The research, published in Frontiers in Neuroscience, expanded on a previous study conducted by Mario Romero-Ortega, PhD, professor of biomedical engineering at the University of Houston in Texas. In that study, he reported that deep peroneal nerve stimulation (DPNS) elicited acute cardiovascular depressor responses in anesthetized spontaneously hypertensive rats (SHRs).

His current study takes that discovery further and focused on the development of a small implantable wireless neural stimulation system and exploration of different stimulation parameters to achieve a maximum lowered response. The study’s results indicated that DPNS consistently induces a reduction in blood pressure and suggested that renal sympathetic nerve activity (RSNA) is altered by this bioelectronic treatment.
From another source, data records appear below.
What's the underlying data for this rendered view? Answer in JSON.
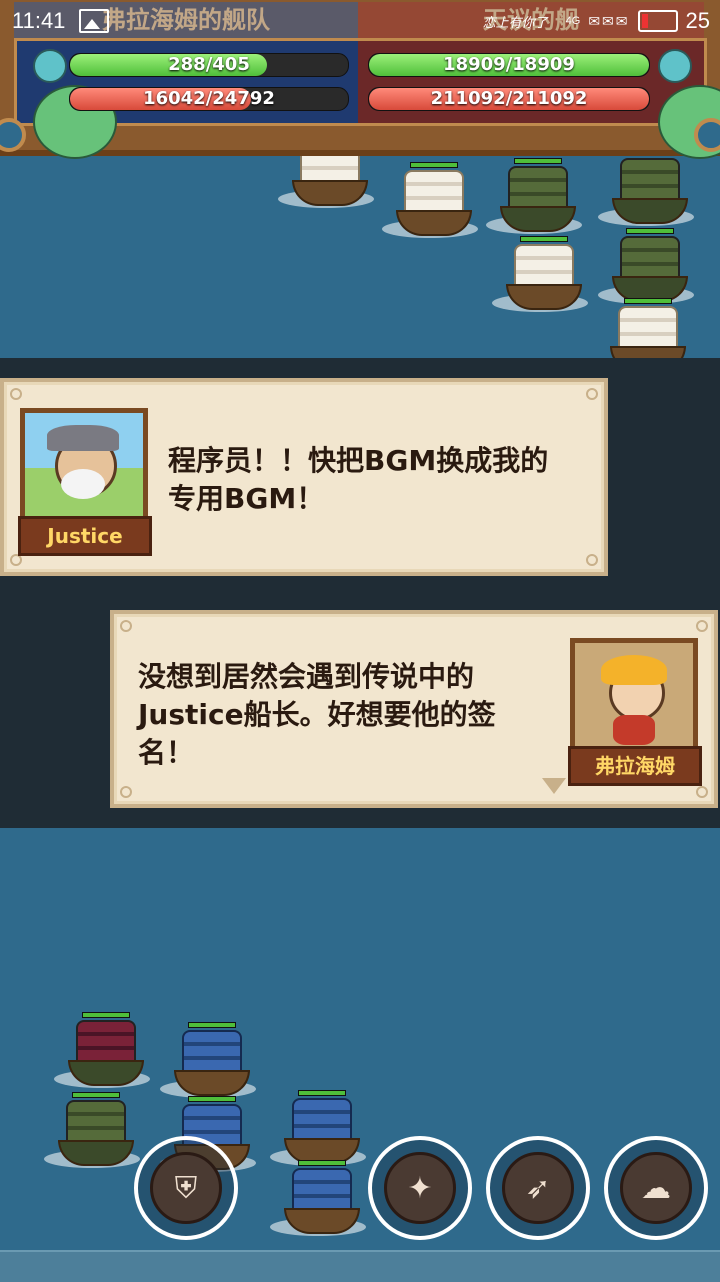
{
  "status_bar": {
    "time": "11:41",
    "battery": "25",
    "brand": "恋上有你了",
    "signal": "4G"
  },
  "hud": {
    "left_title": "弗拉海姆的舰队",
    "right_title": "天议的舰",
    "left": {
      "crew": "288/405",
      "crew_fraction": 0.71,
      "hull": "16042/24792",
      "hull_fraction": 0.65
    },
    "right": {
      "crew": "18909/18909",
      "crew_fraction": 1.0,
      "hull": "211092/211092",
      "hull_fraction": 1.0
    }
  },
  "dialog": [
    {
      "speaker": "Justice",
      "text": "程序员！！快把BGM换成我的专用BGM！"
    },
    {
      "speaker": "弗拉海姆",
      "text": "没想到居然会遇到传说中的Justice船长。好想要他的签名！"
    }
  ],
  "skills": [
    {
      "icon": "shield-icon"
    },
    {
      "icon": "burst-icon"
    },
    {
      "icon": "wolf-icon"
    },
    {
      "icon": "sheep-icon"
    }
  ],
  "colors": {
    "sea": "#2f6a8c",
    "hp_green": "#4fbf3a",
    "hp_red": "#d84a3a",
    "nameplate_text": "#ffd766"
  }
}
According to the study, Romero-Ortega integrated a sub-millimeter nerve stimulation circuit with a novel nerve attachment microchannel electrode that facilitates implantation into small nerves and allows external power and DPNS modulation control. Using this implantable device, his team demonstrated that systolic blood pressure can be lowered by 10 percent in one hour and 16 percent two hours after nerve stimulation. 

“Our results indicate that DPNS consistently induces an immediate and reproducible arterial depressor effect in response to electrical stimulation of the deep peroneal nerve,” said Romero-Ortega in a statement. “In this study, DPNS induced an initial increase in RSNA during the first two to three seconds, followed by a reduction in renal activity and mean arterial pressure, despite the increase in heart rate. The observed activation of the RSNA during the DPNS was not expected since its activity is associated with hypertension,” he added.